Le sermon sur la chute de Rome de Jérôme Ferrari

Le sermon sur la chute de Rome de Jérôme Ferrari

Roman de formation d’un jeune homme, comme Sylvie de Nerval ou L’Éducation sentimentale de vous-savez-qui, sur le fond à la fois discret et puissant de la nécessité où nous sommes de penser notre monde, fait de philosophie– ô Leibniz : le meilleur des mondes possibles ! — et d’histoire ancienne, où s’entend la voix, effrontément présente, de Saint Augustin proclamant son Sermon sur la chute de Rome.

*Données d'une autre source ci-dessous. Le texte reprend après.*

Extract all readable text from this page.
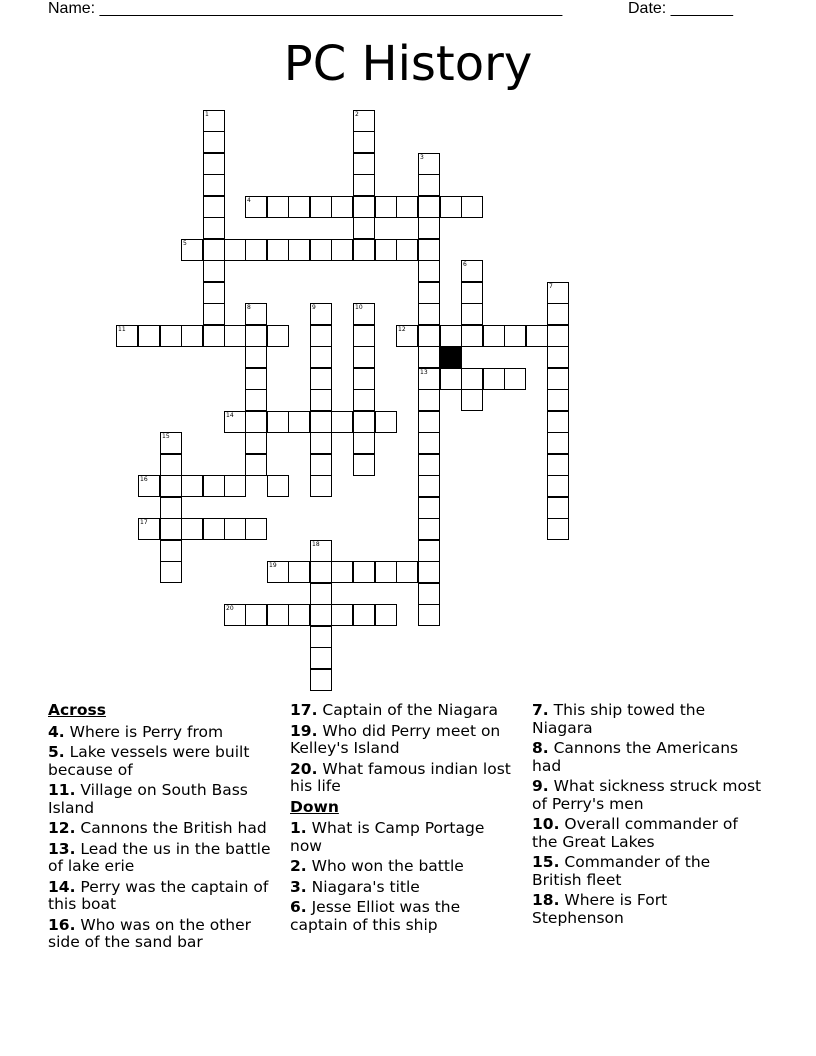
Name: ____________________________________________________	Date: _______
PC History
1	2
3
13
4
5
6
7
8	9	10
11	12
14
15
16
17
18
19
20
Across
4. Where is Perry from
5. Lake vessels were built because of
11. Village on South Bass Island
12. Cannons the British had
13. Lead the us in the battle of lake erie
14. Perry was the captain of this boat
16. Who was on the other side of the sand bar
17. Captain of the Niagara
19. Who did Perry meet on Kelley's Island
20. What famous indian lost his life
Down
1. What is Camp Portage now
2. Who won the battle
3. Niagara's title
6. Jesse Elliot was the captain of this ship
7. This ship towed the Niagara
8. Cannons the Americans had
9. What sickness struck most of Perry's men
10. Overall commander of the Great Lakes
15. Commander of the British fleet
18. Where is Fort Stephenson
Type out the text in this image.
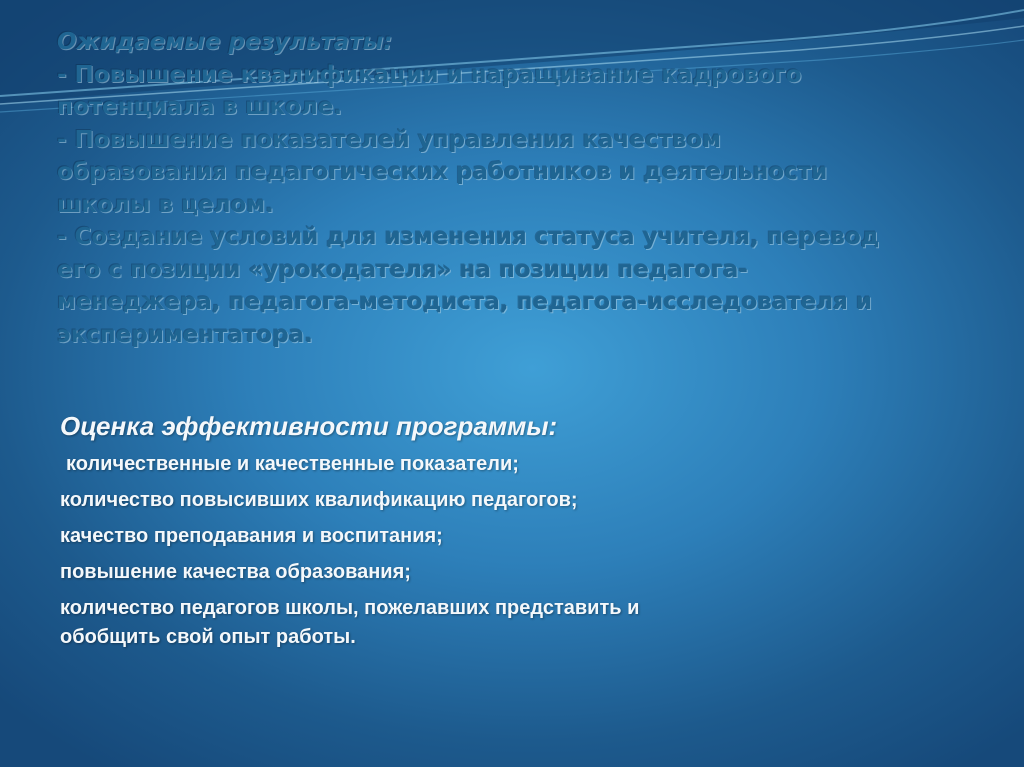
Ожидаемые результаты:
- Повышение квалификации и наращивание кадрового
потенциала в школе.
- Повышение показателей управления качеством
образования педагогических работников и деятельности
школы в целом.
- Создание условий для изменения статуса учителя, перевод
его с позиции «урокодателя» на позиции педагога-
менеджера, педагога-методиста, педагога-исследователя и
экспериментатора.

Оценка эффективности программы:

количественные и качественные показатели;
количество повысивших квалификацию педагогов;
качество преподавания и воспитания;
повышение качества образования;
количество педагогов школы, пожелавших представить и
обобщить свой опыт работы.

Un monde en chute ! Les Goths ont saccagé Rome en 410 de notre ère et Augustin, par encore Saint mais déjà évêque d’Hippone (par encore la Tunisie), avertit ses ouailles du basculement de leur monde. Que nous dit Ferrari ? Que le plaisir n’est pas toute la vie, que le mal est là : même dans ce micro paradis de bistrot corse et sociable où nos deux héros se sont construits une fuite métaphysiquement presque exprimée, que l’on ne sait pas grand’chose des autres même si l’on couche avec eux, que l’on n’en sait guère plus sur soi et que si cela se trouve on est peut-être un Goth, que l’amour est (presque) la seule issue non triviale qui donne accès à la réalité.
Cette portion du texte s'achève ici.